Если кто-то вдруг попросит меня привести пример хорошей поэзии, первое, что придет мне в голову, будет поэзия в духе Пиля. Но если мои чувства эмоционально окрашены — будь то печаль или восторг, — если в этот момент я подумаю о стихах, созвучных моим чувствам, я, безусловно, вспомню Фроста.

Шекспир говорит нам, что Ариэль бесстрастен. Вот причина его побед и поражений! Ибо земной рай, конечно, место отличное, но там, увы, никогда не происходит ничего сколько-нибудь значительного.

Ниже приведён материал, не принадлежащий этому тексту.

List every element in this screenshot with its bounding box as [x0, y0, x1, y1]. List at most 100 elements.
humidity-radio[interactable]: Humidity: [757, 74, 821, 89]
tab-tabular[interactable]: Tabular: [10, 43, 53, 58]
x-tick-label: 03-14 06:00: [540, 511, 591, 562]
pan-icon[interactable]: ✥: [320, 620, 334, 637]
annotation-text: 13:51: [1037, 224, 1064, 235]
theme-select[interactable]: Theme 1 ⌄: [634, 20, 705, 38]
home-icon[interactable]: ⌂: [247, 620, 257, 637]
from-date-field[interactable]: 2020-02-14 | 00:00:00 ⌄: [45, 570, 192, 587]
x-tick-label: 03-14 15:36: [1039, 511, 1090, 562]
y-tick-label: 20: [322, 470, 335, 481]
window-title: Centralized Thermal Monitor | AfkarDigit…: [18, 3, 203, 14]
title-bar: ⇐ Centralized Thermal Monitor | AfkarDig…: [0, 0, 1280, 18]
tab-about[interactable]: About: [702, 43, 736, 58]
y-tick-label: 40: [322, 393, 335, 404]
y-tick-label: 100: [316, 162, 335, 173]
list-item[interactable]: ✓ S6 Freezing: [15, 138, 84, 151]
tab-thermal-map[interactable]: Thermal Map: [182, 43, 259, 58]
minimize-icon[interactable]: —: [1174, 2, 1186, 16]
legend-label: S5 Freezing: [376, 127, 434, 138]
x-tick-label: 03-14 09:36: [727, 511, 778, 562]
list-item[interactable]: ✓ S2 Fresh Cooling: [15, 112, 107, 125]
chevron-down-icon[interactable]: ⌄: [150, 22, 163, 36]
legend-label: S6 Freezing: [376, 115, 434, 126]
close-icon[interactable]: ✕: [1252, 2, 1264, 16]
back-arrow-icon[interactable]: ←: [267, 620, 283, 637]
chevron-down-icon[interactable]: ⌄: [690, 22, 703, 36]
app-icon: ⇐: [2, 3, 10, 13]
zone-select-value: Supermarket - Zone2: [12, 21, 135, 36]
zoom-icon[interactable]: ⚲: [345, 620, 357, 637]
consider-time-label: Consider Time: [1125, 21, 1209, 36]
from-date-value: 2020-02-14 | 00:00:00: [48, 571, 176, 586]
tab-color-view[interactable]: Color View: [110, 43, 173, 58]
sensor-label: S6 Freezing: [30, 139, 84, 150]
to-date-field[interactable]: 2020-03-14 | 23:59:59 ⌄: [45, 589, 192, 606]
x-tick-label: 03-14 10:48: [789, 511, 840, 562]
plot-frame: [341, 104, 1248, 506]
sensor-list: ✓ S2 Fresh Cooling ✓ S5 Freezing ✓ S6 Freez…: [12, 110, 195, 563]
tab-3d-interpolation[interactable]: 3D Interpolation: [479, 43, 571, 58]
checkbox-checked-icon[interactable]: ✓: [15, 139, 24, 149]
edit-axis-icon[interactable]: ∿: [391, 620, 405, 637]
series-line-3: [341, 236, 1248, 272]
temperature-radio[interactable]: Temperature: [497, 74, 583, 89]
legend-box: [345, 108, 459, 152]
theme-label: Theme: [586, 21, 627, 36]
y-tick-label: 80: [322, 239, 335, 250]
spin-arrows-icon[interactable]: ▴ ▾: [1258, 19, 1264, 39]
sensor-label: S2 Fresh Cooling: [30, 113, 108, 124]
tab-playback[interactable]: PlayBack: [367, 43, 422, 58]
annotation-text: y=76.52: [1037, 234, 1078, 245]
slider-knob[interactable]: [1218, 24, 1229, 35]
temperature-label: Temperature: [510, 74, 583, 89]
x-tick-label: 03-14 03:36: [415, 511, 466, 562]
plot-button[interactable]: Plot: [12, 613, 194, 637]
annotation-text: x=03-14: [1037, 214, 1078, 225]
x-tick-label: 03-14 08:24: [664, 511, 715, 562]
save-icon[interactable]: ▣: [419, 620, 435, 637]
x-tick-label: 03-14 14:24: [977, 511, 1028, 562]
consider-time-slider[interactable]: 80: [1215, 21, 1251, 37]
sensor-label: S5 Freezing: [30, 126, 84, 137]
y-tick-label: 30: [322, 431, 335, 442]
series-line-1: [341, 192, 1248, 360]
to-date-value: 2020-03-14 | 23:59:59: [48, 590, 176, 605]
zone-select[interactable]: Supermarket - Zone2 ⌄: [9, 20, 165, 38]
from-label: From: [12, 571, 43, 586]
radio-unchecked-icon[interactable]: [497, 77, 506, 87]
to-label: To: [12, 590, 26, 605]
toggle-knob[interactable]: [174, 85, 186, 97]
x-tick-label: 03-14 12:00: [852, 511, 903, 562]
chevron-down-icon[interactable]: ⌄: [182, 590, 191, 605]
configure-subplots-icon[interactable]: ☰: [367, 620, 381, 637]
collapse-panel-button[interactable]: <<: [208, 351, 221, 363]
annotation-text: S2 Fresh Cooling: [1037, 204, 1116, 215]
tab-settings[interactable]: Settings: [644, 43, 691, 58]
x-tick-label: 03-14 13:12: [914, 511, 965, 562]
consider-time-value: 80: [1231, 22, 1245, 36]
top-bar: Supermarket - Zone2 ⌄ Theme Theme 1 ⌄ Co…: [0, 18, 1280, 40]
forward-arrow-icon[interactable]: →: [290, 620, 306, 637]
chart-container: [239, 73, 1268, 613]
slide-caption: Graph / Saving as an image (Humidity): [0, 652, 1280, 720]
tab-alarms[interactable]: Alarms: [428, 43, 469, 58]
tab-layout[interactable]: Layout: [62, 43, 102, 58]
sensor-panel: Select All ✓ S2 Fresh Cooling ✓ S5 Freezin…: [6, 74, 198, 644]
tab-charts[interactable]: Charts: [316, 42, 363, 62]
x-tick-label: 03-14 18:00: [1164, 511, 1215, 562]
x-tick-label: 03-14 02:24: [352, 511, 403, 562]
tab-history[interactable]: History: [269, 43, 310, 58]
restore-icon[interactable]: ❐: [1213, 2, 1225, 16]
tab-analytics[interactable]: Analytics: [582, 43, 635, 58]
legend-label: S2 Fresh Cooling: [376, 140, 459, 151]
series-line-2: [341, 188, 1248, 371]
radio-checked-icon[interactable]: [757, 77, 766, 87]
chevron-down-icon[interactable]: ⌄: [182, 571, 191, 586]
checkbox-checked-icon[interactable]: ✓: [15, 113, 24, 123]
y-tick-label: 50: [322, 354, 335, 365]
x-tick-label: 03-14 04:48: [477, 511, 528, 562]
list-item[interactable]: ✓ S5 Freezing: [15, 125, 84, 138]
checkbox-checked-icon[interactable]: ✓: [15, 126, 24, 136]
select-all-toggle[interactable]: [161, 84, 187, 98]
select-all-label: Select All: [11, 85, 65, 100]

Если Ариэль составит антологию излюбленных стихотворении, в ней, безусловно, окажутся «Эклоги» Вергилия, «Одиночество» Гонгоры и несколько поэтов вроде Кэмпиона, Геррика, Малларме, — но продолжительное чтение подобной антологии очень быстро утомило бы нас однообразием и скудостью ощущений, поскольку второе имя Ариэля — Нарцисс.

Бывает, впрочем, и так, что стихотворение, написанное под влиянием Просперо, становится через пару поколений текстом Ариэля. Кто знает, может быть, колыбельная «Баю-баюшки-баю, не ложися на краю» была поэтической памяткой некоего предания самого сокровенного свойства. То, что мы приписываем эту песенку Ариэлю, означает, возможно, наше элементарное неведение относительно ее действующих лиц: мы размышляем о «сером волчке» скорее как натуралисты, а не как поэты. С другой стороны, для более полного понимания «Божественной комедии» Данте нам необходима именно конкретная информация о людях, в ней упомянутых.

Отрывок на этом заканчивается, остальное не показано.